Bringing in people who do not have a “eurocentric approach” is also critical, she added.

Research showed that diversity among schools’ staff is low in Europe. A European Commission report found that teachers with a migrant background account for only 2-4% in some member states, while around 8% of EU inhabitants are born outside the bloc and 10% of young people have at least one foreign born parent.

However, increasing diversity in classes is no guarantee that structural racism is effectively tackled.

“For example in Belgium, where you can still have a commitment to review some classes and bring more diversity to our curricula, and try to address that, but still celebrate Black Peter at the end of the year,” Wahlgren said.

She was referring to the controversial character accompanying Saint Nicolas and played by a white actor in blackface makeup and exaggerated red lips.

Moreover, schools themselves can reinforce existing stereotypes and discrimination. For example, children of African descent are more often directed towards vocational and technical training than university education.

“So we can do as much education as we want. If the structure also doesn’t change, it won’t help,” Adam told EURACTIV.

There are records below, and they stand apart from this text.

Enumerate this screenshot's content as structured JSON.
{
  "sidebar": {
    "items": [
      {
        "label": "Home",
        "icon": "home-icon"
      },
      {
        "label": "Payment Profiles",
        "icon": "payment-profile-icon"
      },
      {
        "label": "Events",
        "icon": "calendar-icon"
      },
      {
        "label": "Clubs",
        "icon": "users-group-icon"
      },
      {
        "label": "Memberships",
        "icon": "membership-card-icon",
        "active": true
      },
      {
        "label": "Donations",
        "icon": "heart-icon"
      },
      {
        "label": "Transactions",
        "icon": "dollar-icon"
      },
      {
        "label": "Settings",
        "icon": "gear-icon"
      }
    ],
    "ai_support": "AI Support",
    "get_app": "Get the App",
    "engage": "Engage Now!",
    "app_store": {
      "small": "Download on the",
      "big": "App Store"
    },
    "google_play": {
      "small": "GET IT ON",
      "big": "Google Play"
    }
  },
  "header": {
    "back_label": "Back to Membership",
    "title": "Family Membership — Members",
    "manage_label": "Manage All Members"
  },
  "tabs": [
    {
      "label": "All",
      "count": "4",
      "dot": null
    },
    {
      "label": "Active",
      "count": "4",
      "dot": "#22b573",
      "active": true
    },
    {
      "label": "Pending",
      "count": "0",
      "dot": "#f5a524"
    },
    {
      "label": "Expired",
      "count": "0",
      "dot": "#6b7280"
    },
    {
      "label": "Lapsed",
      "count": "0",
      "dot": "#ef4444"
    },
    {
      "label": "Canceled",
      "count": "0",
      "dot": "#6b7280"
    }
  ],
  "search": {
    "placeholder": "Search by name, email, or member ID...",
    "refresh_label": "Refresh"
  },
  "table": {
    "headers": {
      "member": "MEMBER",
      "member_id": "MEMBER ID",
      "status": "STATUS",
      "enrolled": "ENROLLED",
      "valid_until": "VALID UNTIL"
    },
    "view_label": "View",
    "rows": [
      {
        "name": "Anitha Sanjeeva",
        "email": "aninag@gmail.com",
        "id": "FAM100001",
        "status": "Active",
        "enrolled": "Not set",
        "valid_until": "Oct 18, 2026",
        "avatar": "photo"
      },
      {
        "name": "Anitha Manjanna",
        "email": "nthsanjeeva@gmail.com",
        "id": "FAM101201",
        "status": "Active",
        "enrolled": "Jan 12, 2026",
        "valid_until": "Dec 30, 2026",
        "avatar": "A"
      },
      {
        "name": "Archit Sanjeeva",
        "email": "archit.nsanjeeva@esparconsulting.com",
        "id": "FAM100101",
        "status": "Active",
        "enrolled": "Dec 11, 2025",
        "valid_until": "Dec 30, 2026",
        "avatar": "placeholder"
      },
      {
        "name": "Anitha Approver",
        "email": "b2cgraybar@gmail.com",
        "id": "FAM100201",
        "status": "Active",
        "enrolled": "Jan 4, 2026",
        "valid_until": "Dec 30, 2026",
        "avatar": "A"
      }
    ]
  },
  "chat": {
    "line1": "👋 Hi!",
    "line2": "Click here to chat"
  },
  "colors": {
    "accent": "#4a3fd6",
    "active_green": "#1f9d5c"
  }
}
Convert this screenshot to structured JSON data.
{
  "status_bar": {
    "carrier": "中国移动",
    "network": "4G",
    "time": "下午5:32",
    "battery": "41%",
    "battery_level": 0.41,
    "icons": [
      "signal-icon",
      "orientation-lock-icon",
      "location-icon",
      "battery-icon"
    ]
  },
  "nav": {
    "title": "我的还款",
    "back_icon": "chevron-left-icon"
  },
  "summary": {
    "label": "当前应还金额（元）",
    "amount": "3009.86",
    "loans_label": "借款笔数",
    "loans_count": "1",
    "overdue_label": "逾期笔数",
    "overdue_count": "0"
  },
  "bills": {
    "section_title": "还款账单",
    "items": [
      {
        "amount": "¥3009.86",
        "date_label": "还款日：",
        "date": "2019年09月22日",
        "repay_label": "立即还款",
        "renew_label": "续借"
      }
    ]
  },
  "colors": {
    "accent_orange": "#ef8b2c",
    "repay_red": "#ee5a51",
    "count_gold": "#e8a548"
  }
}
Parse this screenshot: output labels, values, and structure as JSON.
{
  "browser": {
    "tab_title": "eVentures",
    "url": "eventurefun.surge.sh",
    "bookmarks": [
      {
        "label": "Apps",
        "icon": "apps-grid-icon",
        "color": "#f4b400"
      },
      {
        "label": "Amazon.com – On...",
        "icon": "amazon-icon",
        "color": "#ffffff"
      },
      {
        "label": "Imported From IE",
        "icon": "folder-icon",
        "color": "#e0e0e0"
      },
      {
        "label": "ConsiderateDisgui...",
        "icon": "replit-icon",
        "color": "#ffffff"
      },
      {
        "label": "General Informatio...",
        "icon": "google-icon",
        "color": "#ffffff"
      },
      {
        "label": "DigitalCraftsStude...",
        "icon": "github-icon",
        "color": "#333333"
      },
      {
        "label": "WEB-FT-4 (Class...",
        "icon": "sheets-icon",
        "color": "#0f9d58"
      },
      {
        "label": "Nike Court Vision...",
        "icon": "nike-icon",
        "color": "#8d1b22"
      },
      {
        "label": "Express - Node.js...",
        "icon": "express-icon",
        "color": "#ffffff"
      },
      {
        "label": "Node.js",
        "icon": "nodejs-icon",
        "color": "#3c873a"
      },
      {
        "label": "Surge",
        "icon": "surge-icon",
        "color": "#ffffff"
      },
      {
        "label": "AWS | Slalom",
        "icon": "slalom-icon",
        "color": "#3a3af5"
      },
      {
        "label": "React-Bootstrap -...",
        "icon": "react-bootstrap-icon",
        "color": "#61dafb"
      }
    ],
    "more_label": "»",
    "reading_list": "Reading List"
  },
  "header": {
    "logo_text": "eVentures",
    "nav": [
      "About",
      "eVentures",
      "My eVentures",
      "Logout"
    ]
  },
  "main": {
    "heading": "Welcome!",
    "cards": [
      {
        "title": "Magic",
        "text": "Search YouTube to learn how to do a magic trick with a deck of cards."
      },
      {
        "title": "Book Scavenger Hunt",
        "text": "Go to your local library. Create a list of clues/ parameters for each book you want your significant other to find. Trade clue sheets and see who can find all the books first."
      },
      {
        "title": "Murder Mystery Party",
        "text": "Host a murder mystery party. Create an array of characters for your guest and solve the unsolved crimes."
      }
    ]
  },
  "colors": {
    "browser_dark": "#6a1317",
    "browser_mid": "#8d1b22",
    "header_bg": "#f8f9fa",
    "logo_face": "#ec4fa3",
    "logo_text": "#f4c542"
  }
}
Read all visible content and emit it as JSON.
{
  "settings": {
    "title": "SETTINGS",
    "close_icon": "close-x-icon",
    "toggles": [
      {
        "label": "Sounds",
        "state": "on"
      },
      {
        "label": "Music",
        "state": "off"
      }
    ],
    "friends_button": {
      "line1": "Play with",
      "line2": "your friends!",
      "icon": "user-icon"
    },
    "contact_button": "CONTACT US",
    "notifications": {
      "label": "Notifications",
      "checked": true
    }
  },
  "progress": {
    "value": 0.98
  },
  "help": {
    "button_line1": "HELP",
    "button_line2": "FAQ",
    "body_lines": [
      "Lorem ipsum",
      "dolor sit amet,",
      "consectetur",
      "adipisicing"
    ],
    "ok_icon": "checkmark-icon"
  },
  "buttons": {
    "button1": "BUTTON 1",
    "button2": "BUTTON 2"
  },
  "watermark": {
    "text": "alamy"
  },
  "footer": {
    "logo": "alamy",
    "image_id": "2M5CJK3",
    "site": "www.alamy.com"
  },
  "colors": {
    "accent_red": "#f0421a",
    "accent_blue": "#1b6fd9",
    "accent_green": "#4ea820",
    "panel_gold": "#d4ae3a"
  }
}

Although the EU anti-racism action plan shows political commitment against structural racism, denial within European society hinders progress.

“What is difficult in the European context is you can have the best of the law and policies, but the level of resistance is very strong, not only from institutions, but also from people in the society,” Wahlgren said.

Resistance to face colonialism and slavery in the continent is also due to Europeans’ reluctance to accept having “not such a beautiful history,” according to Adam.

Yet, change is happening and it was already underway before last year’s events.

“The minorities themselves are now citizens, second generation, highly educated, and start also to want to co-author the story of Europe,” she said.